In the comments, tell me how many clones you'd need to screw in a lightbulb. Also, let me know if you'd like to start a band called, "Blastula Stage."

Friday, May 01, 2009

I Left My Brain in San Francisco

Wednesday, my alarm went off at 4:00 am. I was awake and showered before my newspaper was even delivered. I made it to the mythical Terminal A of National Airport, got patted down by the TSA (and, uh, kind of enjoyed it), and wound my way to San Francisco.

Wheels down in San Francisco 11:30ish their time, hit the hotel at 12:30, check into my complimentary suite (free suite, bitches!), frantic changing of clothes/ironing a blouse while I was wearing it/patting down my hair with body lotion, lunch meeting at 1:00, site visit until 5:15, dinner reservations 5:45 (Slanted Door! Yum! Until I fell asleep face first into my glass noodles).

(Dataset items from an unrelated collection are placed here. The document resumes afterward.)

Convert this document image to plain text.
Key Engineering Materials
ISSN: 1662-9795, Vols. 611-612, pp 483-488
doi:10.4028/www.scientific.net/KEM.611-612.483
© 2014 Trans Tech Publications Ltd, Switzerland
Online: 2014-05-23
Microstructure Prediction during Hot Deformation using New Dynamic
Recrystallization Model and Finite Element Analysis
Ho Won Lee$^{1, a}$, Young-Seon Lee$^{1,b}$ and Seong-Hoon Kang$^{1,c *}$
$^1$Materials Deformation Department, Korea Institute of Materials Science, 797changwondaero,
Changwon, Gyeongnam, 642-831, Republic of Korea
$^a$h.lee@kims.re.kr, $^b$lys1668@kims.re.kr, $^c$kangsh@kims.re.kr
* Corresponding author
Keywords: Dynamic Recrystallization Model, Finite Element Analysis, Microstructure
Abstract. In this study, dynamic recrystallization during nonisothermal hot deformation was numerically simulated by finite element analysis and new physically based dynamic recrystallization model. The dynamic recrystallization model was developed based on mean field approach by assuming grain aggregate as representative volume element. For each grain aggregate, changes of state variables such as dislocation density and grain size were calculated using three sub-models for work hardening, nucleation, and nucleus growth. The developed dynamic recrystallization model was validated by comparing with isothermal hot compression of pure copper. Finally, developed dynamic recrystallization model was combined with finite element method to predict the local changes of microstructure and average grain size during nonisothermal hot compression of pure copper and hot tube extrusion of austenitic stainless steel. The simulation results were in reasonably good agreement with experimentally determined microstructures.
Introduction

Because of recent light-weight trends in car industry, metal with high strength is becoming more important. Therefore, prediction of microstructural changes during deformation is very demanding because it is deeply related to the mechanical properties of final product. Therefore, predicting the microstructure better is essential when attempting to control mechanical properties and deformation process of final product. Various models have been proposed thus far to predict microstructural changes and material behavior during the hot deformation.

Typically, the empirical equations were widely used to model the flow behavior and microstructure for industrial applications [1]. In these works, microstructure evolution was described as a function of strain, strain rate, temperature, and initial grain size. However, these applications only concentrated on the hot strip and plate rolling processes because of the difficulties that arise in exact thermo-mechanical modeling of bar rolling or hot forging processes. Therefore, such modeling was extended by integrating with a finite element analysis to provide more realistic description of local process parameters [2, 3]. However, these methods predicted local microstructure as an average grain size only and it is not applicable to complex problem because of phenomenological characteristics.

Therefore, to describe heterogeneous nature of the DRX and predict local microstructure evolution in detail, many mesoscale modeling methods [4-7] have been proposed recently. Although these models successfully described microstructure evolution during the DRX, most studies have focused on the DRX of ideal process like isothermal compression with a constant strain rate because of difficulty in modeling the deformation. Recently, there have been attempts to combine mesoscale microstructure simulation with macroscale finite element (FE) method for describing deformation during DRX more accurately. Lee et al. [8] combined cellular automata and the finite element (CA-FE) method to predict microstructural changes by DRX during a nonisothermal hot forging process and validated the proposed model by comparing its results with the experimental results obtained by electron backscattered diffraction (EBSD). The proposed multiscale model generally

I realized I was too tired to party like a rock star in my rock star suite, so I settled for catching up on some work and doing a lap of my parlor, singing We Are the Champions. (Incidentally, that's how I react to all the good things in life.)

Thursday, up, showered, 8:30 flight, back in DC 7:00, home by 7:30, completely conked out by 9:30.

My circadian rhythms have a techno beat, I've spent the last few days in airports among people wearing surgical masks, I've sent nearly a dozen bizarre text message distress signals, and, moreover...the next jackass who reclines his seat until his head is in my lap is at least going to have to buy me dinner first.